# Off-Topic Discussion > The Lounge > Ask/Tell Me About >  >  Tell me about how to buy things off the internet if I'm under 18

## Lseadragon

For reasons of ordering various limited CDs and tapes and downloads, I would like to be able to purchase stuff over the internet. But being a 16 year old there does not seem to be a viable way to do this. For both PayPal and a debit/credit card you need to be over 18. Is there any other way it can be done, or a certain credit/debit card without this age limit, or something else I don't know?

----------


## TheUnknown

Prepaid cards, goto store and buy them OR better idea, if you have a bank account see if they offer free gift cards.  Use to buy.

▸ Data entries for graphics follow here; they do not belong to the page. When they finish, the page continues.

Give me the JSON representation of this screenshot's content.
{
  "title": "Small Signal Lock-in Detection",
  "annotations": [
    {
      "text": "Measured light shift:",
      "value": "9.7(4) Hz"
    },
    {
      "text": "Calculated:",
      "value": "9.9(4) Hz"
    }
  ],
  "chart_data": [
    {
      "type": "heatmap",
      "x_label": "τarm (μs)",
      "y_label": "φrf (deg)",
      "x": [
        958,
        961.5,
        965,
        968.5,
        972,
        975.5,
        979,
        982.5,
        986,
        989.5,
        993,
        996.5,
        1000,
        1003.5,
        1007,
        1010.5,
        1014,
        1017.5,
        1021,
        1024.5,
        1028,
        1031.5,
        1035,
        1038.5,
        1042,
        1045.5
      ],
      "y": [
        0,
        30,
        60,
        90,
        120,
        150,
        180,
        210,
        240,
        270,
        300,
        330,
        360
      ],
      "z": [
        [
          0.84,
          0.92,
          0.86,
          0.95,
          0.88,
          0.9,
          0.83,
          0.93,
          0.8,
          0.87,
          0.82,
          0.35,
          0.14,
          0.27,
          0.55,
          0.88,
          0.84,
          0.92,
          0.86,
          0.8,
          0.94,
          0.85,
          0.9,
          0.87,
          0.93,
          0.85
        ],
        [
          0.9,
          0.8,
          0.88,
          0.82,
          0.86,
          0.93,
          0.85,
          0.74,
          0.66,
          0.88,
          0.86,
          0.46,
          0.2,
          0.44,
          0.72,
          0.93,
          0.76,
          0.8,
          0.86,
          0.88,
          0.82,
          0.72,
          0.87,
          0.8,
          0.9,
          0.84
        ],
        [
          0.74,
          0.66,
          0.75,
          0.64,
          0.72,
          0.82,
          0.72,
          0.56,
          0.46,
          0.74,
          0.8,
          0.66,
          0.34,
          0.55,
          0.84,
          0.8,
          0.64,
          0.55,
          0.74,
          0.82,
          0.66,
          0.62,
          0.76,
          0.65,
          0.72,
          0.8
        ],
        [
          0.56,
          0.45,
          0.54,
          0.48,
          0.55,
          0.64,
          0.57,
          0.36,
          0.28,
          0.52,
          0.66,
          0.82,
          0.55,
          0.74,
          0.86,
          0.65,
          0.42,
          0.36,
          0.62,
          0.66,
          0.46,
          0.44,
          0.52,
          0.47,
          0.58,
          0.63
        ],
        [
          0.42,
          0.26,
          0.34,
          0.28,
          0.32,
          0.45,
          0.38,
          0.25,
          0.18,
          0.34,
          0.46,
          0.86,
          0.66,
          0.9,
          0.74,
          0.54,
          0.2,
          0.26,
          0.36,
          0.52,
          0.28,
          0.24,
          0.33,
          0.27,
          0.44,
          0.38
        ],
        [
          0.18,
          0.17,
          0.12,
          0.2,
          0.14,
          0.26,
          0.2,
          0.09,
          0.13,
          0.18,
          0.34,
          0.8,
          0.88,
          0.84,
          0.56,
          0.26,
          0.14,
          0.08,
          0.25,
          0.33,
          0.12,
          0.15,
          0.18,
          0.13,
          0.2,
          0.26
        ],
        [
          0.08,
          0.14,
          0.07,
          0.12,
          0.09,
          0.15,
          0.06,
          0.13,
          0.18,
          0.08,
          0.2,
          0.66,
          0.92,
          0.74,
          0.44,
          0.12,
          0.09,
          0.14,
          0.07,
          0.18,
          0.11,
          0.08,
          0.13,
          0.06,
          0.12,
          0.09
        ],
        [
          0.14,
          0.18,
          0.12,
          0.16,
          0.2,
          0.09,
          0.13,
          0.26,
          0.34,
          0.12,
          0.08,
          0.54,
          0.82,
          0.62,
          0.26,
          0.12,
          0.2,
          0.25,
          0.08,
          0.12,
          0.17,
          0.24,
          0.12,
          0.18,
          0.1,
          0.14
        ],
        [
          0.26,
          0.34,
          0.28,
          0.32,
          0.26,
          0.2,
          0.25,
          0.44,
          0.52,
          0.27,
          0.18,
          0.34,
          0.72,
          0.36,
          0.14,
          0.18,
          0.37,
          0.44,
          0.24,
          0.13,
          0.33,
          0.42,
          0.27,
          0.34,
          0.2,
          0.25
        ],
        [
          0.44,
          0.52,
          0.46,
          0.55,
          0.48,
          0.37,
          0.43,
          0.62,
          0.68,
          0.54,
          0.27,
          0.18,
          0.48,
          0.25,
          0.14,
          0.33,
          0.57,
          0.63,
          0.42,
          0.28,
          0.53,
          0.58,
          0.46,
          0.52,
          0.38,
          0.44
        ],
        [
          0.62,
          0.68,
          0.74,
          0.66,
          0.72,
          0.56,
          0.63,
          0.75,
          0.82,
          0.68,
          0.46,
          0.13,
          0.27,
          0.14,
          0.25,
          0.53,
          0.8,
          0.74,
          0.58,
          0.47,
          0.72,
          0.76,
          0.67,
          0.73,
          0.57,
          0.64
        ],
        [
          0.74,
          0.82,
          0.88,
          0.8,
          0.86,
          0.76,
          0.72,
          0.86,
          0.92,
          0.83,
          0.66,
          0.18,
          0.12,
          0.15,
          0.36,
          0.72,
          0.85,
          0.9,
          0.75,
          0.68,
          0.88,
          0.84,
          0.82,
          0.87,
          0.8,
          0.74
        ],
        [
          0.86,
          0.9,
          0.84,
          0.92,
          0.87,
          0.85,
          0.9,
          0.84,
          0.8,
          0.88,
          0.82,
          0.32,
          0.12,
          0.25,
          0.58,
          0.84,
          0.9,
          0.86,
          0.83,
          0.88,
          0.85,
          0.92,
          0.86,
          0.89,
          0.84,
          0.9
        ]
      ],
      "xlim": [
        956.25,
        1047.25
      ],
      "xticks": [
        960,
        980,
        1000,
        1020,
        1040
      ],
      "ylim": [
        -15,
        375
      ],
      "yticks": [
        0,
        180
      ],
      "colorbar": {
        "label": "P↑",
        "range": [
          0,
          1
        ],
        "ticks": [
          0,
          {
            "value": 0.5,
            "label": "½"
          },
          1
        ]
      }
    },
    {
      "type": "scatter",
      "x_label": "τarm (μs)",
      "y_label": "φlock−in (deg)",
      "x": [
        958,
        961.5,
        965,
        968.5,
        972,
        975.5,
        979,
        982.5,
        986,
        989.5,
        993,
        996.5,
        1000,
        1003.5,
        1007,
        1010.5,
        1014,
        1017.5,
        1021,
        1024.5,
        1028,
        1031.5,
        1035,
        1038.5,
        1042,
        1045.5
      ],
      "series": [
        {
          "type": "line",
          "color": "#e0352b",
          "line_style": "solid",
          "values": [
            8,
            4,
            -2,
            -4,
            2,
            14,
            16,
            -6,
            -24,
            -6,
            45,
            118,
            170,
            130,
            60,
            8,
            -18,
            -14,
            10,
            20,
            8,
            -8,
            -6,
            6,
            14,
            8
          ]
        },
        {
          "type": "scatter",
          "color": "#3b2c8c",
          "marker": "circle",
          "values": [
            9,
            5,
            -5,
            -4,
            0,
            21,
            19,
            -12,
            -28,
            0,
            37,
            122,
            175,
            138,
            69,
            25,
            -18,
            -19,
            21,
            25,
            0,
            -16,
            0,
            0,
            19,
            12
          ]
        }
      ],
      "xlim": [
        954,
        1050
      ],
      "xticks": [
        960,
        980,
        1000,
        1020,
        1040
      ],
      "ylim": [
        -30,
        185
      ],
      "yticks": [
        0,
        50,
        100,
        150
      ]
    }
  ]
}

Or just steal someone's credit card info, I'm sure they'll never notice.

----------


## Replicon

Has "you have to be over 18" ever stopped you from clicking through to a porn site? Just saying...  :smiley:

----------


## C911

> Has "you have to be over 18" ever stopped you from clicking through to a porn site? Just saying...



Never stopped me.

Pre-paid cards are your best bet. Just go to Walgreens and purchase one. You will feel cool because you have something that looks like a credit card, and you will be able to use it like a credit card. Problem solved.

----------


## Replicon

Another option: PayPhrases: http://en.wikipedia.org/wiki/Amazon_...azon_PayPhrase

----------


## Bizarre Jester

> Has "you have to be over 18" ever stopped you from clicking through to a porn site? Just saying...



 This is more complicated then that

I guess having a parent or adult order it for you is not an option. The prepaid cards will probably work but they are getting more strict about stuff like this.

----------


## Portalboat

Well, if you have the money to buy the card, they probably don't care.

(and I don't think they should)

----------